As the admin user admin@example.org, apply this ACL using omnictl:

$ omnictl apply -f acl.yaml

Accessing the Clusters

Now, in an incognito window, log in as a support engineer, cluster-support-1@example.org. Since the user is not assigned to any Omni role yet, they cannot use Omni Web.

Download omnictl and omniconfig from the UI, and try to list the clusters by using it:

$ omnictl --omniconfig ./support-omniconfig.yaml get cluster
NAMESPACE   TYPE   ID   VERSION
Error: rpc error: code = PermissionDenied desc = failed to validate: 1 error occurred:
	* rpc error: code = PermissionDenied desc = unauthorized: access denied: insufficient role: "None"

You won't be able to list the clusters because the user is not assigned to any Omni role.

Now try to get the cluster staging-1:

$ omnictl --omniconfig ./support-omniconfig.yaml get cluster staging-1
NAMESPACE   TYPE      ID          VERSION
default     Cluster   staging-1   5

You can get the cluster staging-1 because the ACL allows the user to access the cluster.

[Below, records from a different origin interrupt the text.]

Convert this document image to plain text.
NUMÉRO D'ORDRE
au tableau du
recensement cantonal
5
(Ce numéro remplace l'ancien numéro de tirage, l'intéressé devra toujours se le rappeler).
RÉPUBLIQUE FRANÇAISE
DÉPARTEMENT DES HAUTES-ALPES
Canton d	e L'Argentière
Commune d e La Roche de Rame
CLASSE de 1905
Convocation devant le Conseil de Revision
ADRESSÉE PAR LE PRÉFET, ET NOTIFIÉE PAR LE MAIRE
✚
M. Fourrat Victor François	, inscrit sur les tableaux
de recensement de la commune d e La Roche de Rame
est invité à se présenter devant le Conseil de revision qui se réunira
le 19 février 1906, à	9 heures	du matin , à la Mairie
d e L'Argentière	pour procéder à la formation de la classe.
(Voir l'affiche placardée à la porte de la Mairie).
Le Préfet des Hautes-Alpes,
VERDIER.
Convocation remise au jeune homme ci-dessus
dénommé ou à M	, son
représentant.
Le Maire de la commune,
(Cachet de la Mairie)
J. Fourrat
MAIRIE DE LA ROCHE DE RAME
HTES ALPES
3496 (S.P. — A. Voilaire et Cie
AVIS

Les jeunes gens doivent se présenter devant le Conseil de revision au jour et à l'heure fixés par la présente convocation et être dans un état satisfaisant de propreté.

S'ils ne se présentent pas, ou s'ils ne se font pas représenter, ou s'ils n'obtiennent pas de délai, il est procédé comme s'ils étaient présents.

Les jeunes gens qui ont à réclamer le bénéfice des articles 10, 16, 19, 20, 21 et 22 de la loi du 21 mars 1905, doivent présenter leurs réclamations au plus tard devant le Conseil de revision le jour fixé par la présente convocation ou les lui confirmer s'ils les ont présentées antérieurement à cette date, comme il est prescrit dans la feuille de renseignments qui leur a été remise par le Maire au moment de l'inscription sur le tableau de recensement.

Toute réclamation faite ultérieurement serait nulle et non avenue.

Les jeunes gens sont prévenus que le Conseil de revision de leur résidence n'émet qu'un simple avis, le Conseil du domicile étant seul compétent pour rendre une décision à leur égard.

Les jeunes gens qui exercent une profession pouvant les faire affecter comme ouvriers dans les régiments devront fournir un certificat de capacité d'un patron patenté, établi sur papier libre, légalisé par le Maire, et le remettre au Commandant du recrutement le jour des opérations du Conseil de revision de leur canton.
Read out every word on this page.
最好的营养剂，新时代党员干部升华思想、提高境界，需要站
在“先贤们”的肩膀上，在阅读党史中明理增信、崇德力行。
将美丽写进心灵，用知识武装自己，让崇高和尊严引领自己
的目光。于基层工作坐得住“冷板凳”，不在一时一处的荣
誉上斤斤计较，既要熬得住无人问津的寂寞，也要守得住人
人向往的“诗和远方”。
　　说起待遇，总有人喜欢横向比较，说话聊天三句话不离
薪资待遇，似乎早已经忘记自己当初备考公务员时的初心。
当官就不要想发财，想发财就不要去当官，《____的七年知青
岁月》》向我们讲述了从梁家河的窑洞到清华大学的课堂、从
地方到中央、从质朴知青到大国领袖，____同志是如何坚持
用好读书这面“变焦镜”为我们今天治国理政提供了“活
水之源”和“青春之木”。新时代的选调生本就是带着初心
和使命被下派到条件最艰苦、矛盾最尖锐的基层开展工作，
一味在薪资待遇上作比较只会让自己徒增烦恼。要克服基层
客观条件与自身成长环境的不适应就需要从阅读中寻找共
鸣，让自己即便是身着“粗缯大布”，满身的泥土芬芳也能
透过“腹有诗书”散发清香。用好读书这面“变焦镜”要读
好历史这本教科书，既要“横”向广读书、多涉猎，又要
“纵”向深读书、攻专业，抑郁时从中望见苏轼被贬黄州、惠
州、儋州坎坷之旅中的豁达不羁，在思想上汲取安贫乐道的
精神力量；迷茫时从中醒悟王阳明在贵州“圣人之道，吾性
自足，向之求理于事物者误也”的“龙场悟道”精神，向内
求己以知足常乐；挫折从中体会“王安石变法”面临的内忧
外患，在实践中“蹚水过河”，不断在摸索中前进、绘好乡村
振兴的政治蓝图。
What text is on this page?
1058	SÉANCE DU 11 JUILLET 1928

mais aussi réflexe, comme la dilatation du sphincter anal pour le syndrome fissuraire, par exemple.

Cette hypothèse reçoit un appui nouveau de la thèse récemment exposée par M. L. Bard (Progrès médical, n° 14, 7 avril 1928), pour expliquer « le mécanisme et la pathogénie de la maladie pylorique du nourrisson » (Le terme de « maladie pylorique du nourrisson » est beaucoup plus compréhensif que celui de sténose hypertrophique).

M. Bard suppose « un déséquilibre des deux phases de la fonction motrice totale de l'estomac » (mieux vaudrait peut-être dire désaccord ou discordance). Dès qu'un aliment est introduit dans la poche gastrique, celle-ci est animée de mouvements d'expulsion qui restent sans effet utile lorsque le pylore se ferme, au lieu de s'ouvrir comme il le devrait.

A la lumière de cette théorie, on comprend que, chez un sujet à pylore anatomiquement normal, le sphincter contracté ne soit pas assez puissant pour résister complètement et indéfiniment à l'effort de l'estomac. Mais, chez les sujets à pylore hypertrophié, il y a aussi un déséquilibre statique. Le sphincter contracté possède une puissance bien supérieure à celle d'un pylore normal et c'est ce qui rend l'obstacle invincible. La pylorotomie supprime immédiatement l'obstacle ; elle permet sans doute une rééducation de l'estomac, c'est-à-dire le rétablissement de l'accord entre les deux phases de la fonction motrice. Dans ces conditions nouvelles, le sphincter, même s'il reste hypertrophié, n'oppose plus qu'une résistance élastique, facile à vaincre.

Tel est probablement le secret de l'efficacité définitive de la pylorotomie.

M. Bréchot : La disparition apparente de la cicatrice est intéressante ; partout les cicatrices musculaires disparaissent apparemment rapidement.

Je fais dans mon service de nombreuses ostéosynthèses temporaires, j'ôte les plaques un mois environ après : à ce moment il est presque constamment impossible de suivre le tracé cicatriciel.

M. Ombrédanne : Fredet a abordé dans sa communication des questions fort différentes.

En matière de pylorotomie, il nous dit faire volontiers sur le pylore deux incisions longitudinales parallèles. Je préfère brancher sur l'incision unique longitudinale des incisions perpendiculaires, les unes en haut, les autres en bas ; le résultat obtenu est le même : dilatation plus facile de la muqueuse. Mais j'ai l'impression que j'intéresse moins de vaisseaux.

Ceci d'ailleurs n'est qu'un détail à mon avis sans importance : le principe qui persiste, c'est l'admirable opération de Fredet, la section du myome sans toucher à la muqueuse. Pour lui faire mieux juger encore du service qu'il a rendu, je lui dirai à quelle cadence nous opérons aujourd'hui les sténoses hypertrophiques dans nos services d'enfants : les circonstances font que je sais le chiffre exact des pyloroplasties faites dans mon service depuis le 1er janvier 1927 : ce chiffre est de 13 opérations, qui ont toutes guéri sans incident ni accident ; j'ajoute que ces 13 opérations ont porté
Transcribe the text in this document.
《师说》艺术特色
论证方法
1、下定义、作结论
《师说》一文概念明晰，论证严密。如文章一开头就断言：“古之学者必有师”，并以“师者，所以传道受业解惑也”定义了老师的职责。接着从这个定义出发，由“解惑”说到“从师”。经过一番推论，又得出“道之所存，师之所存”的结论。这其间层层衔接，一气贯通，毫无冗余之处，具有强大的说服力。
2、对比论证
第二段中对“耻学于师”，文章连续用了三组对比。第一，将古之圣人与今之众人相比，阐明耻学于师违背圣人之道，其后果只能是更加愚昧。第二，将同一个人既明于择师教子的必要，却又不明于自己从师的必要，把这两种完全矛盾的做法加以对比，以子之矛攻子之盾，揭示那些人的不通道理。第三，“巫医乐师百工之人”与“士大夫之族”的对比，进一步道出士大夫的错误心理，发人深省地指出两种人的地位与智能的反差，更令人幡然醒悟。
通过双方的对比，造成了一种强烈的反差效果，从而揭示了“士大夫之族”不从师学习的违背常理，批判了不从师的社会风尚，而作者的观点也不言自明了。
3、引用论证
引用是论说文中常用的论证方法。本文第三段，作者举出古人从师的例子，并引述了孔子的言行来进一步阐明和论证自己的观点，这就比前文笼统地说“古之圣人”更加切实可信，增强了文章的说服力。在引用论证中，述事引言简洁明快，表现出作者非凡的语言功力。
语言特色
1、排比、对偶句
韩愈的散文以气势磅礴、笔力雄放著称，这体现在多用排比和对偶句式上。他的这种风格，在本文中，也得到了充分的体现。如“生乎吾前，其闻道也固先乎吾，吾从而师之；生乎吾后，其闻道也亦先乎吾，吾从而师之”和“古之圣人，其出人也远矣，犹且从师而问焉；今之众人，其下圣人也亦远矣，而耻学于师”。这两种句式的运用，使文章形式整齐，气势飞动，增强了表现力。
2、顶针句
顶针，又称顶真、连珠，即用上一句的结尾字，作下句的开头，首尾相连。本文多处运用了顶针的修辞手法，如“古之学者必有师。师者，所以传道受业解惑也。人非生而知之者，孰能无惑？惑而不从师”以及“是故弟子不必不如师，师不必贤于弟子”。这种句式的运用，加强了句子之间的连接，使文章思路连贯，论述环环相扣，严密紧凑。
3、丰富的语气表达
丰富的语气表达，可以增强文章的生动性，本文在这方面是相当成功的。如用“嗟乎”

Finally, try to delete the cluster staging-1:

$ omnictl --omniconfig ./support-omniconfig.yaml delete cluster staging-1
torn down Clusters.omni.sidero.dev staging-1
destroyed Clusters.omni.sidero.dev staging-1

The operation will succeed, because the ACL allows Operator-level access to the cluster for the user.

Try to do the same operations with the cluster prod-1:

$ omnictl --omniconfig ./support-omniconfig.yaml get cluster prod-1
NAMESPACE   TYPE      ID          VERSION
default     Cluster   prod-1   5

$ omnictl --omniconfig ./support-omniconfig.yaml delete cluster prod-1
Error: rpc error: code = PermissionDenied desc = failed to validate: 1 error occurred:
	* rpc error: code = PermissionDenied desc = unauthorized: access denied: insufficient role: "Reader"

The user will be able to get the cluster but not delete it, because the ACL allows only Reader-level access to the cluster for the user.

If you do the same operations as the admin user, you'll notice that you are able to both get and delete staging and production clusters.

Assigning Omni roles to Users

If you want to allow SAML users to use Omni Web, you need to assign them at least the Reader role. As the admin, sign in to Omni Web and assign the role Reader to both cluster-support-1@example.org and cluster-admin-1@example.org.

Now, as the support engineer, you can sign out & sign in again to Omni Web and see the clusters staging-1 and prod-1 in the UI.